Continuous Quality Assurance for Medication Safety

As part of its mandate to serve and protect the public, the College is evolving its expectations around how pharmacy professionals and pharmacies respond when a medication incident occurs, including introducing a requirement for the anonymous reporting of medication incident data to a third party.

The College has developed a standardized continuous quality assurance program (CQA) that will support ongoing continuous quality improvement (CQI) and put in place a mandatory consistent standard for all pharmacies in the province. CQI enables practitioners to learn from medication incidents, and better understand why they happen and how they can be prevented. Utilizing both a preventative approach through proactive reviews of work processes to identify areas of risk and retrospective reviews of specific medication incidents, pharmacy professionals can identify learnings that will help prevent incidents and enhance patient safety.

The standardized CQA program:

  • requires shared accountability between pharmacies, for the systems they design and how they respond to staff behaviour, and pharmacy professionals, for the quality of their choices and for reporting their errors;
  • emphasizes learning and accountability, through a culture where individuals are comfortable bringing forward medication incidents without fear of punitive outcomes; and
  • enables sharing of lessons learned from medication incidents through reporting, resulting in ongoing process improvements to minimize errors and maximize health outcomes.

Anonymous medication error reporting to an independent third party is a critical component of CQA as it provides data to support improvements within pharmacies as well as aggregate reviews of national trends. This reporting is distinct from College processes, and information regarding individual medication incidents will not be received by the College.

Through data obtained by reporting, the College will be able to identify areas of risk and provide appropriate guidance to pharmacy professionals. Driven by our collective commitment to put patients first and support high quality and safe patient care, pharmacies will also be required to do more to ensure they are learning from medication incidents and reducing the chance of recurrence.

The College is committed to patient safety and to enhancing the safe, effective and ethical delivery of pharmacy services in Ontario. Moving forward with a formal quality assurance program will lead to standardized, accurate and complete tracking of medication incident information across the province and help provide a better understanding of errors and how they can be prevented to better protect patients.

Learn more about the CQA model in the Summer edition of Pharmacy Connection: "A Continuous Quality Assurance Program for Medication Safety: Fostering a Culture of Patient Safety."


Next Steps

The College is committed to working as quickly, and as responsibly, as possible on the development and implementation of the CQA program.
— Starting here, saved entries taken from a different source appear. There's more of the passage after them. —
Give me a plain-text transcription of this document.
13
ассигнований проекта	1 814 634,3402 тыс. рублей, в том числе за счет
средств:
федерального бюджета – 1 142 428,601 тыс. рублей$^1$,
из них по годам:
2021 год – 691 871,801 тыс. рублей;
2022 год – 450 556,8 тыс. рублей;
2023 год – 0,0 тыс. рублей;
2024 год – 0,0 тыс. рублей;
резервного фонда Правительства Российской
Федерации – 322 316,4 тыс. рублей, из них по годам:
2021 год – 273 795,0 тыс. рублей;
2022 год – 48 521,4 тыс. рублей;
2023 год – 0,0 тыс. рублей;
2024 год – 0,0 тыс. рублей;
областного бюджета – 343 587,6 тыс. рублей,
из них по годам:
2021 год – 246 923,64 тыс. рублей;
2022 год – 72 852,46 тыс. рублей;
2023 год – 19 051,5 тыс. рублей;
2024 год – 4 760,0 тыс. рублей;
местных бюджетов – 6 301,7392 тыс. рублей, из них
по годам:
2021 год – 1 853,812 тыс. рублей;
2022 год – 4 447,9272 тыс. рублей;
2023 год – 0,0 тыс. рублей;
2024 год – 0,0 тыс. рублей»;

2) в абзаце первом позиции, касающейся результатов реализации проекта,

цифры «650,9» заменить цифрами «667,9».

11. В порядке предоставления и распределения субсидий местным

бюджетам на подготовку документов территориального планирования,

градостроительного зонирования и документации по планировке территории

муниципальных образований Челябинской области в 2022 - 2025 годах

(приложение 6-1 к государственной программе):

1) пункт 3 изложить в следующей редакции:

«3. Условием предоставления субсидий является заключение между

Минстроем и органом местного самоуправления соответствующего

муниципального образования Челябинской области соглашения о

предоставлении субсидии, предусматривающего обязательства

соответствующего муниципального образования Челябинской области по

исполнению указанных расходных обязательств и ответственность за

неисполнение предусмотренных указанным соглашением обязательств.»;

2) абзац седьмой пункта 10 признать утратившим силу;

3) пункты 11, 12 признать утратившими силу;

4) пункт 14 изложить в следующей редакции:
The program will begin to be implemented in late fall 2017 with approximately 100 pharmacies, with the goal of having the program commence full implemention among all community pharmacies in Ontario by the end of 2018.

Pharmapod Ltd. was selected as the CQA program vendor in October 2017. The College is currently working with Pharmapod to develop all aspects of the medication incident reporting platform and put in place comprehensive training for the initial 100 volunteer pharmacies.


Recent Updates

October 26 - Ontario College of Pharmacists selects Pharmapod to implement medication error reporting system for Ontario pharmacies

June 21 - Council Approves Implementation of the Continuous Quality Assurance Program for Medication Safety

March 30 - Statement from the College on Continuous Quality Assurance for Medication Safety


Background

In the fall of 2016, the College reviewed how medication incident reporting is addressed in practice and what resources are available to improve and strengthen existing measures. The College’s current approach is to rely on policies and Standards of Practice for designated managers and pharmacy professionals regarding management of medication errors to improve patient safety. The College provides additional guidance to pharmacy professionals through multiple communication channels (e.g. articles, practice tools, practice advisors).

In December 2016, Council assigned a task force comprised of public, patient advocate and pharmacy members to develop a model for a standardized continuous quality assurance program. The College consulted with the Nova Scotia College of Pharmacists and the Saskatchewan College of Pharmacy Professionals to gather information on their respective standardized programs, SafetyNET-Rx and COMPASS.

Both jurisdictions stated that mandatory standardized CQA programs have resulted in numerous benefits such as:

  • reduction in blame and fear in discussing medication errors,
  • more open discussions about near misses to prevent similar incidents from reaching a patient,
  • increased practitioner accountability,
  • clearer practice expectations with respect to CQI, and
  • increase in shared learnings and increased awareness of safety issues.

Recommendations from the task force were presented at the March 20, 2017 Council meeting and were unanimously approved, including public consultation to help determine the critical factors that will support a successful rollout. The proposed program was posted online for public and member input from March 31 to May 1, 2017.

Council approved implementation of the CQA program at the June 12, 2017 Council meeting.